March 3, 2005 at 5:49 am
I want to use Bulk Insert to load data. The data is a CSV file, with text fields being surrounded by "" to prevent errors due to commas appearing in the field value.
I am unable to work out how to achieve this using the T-SQL Bulk Insert command. Is it possible or is using a DTS package the way to go?
March 3, 2005 at 7:34 am
Bulk Insert (BCP) will not honour quotes and will treat them like normal data.
Your best bet is to use DTS which will enable you to utilize the quotes correctly.
Far away is close at hand in the images of elsewhere.
Anon.
March 4, 2005 at 6:11 am
Hello,
you may want to read about format files. The bcp or BULK INSERT allow to use so called "format files", where you may specify that delimiter between fields is ",".
The only problem here is that for each file to import you would need to write format file.
Andrey
March 4, 2005 at 7:01 am
You would have to strip the double quotes after the data is loaded, as in the following example:
CREATE TABLE #tblTest
(
id int IDENTITY(1,1)
, data varchar(70)
)
SET NOCOUNT ON
INSERT #tblTest (data) VALUES ('"This is line 1."')
INSERT #tblTest (data) VALUES ('"This is line 2."')
INSERT #tblTest (data) VALUES ('Since this line ends with a ", we want to keep the "')
INSERT #tblTest (data) VALUES ('This is line four (4)')
SET NOCOUNT OFF
SELECT * FROM #tblTest
UPDATE #tblTest
SET data = CASE
WHEN data = '""' THEN ''
WHEN Left(data,1) = '"' AND Right(data,1) = '"' THEN Substring(data,2,Len(data)-2)
ELSE data
END
SELECT * FROM #tblTest
DROP TABLE #tblTest
March 4, 2005 at 7:12 am
Thanks for the responses.
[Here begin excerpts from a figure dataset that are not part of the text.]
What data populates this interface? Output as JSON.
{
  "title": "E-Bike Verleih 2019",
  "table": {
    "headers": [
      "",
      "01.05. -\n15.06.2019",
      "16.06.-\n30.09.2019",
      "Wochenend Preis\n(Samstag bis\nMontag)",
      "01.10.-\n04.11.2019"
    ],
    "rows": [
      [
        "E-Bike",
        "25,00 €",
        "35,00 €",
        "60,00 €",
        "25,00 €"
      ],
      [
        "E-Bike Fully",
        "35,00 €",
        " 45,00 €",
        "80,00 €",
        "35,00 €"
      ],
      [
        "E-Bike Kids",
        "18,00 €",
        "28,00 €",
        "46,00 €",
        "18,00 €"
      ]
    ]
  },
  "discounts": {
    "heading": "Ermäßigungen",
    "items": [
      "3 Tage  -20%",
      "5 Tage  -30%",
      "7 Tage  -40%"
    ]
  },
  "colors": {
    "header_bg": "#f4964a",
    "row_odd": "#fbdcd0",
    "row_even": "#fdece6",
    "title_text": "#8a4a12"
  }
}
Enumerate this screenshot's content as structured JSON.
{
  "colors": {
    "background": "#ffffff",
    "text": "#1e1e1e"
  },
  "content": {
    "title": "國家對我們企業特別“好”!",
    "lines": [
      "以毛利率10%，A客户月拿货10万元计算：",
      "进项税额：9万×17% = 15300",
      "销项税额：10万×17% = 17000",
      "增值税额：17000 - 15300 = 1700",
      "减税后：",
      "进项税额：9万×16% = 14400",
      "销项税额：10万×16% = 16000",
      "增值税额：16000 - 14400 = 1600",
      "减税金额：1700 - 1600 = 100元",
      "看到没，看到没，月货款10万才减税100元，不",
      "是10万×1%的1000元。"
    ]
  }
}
It looks like a SQL script is a no-no. Stripping the quotes is ok, except I can't get the data into the table in the first place using a SQL script.
March 4, 2005 at 7:53 am
If you want to do this in T-SQL then you could do it this way
CREATE TABLE test (F1 varchar(100))
BULK INSERT test FROM 'c:\temp\test.csv' WITH ( ROWTERMINATOR = '\r\n' )
DECLARE @updct int
SET @updct = 1
WHILE (@updct > 0)
BEGIN
UPDATE test
SET F1 = STUFF (F1,
PATINDEX('%,"%',F1)+1,
PATINDEX('%",%',F1)-PATINDEX('%,"%', F1),
REPLACE(REPLACE(SUBSTRING(F1,PATINDEX('%,"%',F1)+1, PATINDEX('%",%',F1)-PATINDEX('%,"%', F1)), '"', ''), ',', ' '))
WHERE CHARINDEX('"',F1) > 0
SET @updct = @@ROWCOUNT
END
This will replace any comma within a set of quotes to space and removes the quotes.
You can then write a function (there are some on this site) to parse the comma separated data into columns.
Far away is close at hand in the images of elsewhere.
Anon.
March 4, 2005 at 7:58 am
Thanks for that suggestion. I'm going to have a play with this, because I think this might be just what I need 🙂
March 4, 2005 at 8:33 am
You are a genius - a bit of tweaking and I think we have a winner 🙂
Thank you.
March 6, 2005 at 8:13 pm
I have used code similar to what follows to import comma, quote delimited text. The number of rows and columns is usually small.
bulk insert dbname.dbo.tablename from '\\servername\directoryname\filename.csv'
with
(
DATAFILETYPE = 'char',
FIELDTERMINATOR = '","', --uses "," as a field delimiter
ROWTERMINATOR = '"\n' -- uses " and CRLF as end of row)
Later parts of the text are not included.